ISM Production Index: The ISM manufacturing index or PMI measures the change in production levels across the U.S. economy from month to month.
ISM Services PMI Index: The Institute of Supply Management (ISM) Non-Manufacturing Purchasing Managers' Index (PMI) (also known as the ISM Services PMI) report on Business, a composite index is calculated as an indicator of the overall economic condition for the non-manufacturing sector.
Consumer Price Index (CPI) A consumer price index is a price index, the price of a weighted average market basket of consumer goods and services purchased by households. Changes in measured CPI track changes in prices over time.
Producer Price Index: A producer price index (PPI) is a price index that measures the average changes in prices received by domestic producers for their output.
Industrial production: Industrial production is a measure of output of the industrial sector of the economy. The industrial sector includes manufacturing, mining, and utilities. Although these sectors contribute only a small portion of gross domestic product, they are highly sensitive to interest rates and consumer demand.

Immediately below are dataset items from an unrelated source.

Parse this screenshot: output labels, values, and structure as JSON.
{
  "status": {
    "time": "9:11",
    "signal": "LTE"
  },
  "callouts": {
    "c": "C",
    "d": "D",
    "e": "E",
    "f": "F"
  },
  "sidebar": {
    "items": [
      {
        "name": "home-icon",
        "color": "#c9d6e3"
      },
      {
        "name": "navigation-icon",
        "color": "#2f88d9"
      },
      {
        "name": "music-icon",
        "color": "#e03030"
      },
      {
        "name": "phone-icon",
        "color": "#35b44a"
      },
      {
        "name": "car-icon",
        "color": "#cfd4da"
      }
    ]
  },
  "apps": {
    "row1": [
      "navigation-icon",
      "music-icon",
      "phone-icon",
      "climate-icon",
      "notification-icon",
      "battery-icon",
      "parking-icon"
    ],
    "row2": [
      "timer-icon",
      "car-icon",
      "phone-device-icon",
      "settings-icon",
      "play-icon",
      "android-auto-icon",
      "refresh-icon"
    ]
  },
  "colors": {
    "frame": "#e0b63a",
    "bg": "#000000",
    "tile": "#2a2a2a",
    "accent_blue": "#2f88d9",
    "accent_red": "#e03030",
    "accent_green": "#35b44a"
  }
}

The NAHB/Wells Fargo Housing Opportunity Index (HOI) for a given area is defined as the share of homes sold in that area that would have been affordable to a family earning the local median income, based on standard mortgage underwriting criteria.
The S&P CoreLogic Case-Shiller U.S. National Home Price NSA Index measures the change in the value of the U.S. residential housing market by tracking the purchase prices of single-family homes.
The S&P CoreLogic Case-Shiller 20-City Composite Home Price NSA Index seeks to measures the value of residential real estate in 20 major U.S. metropolitan.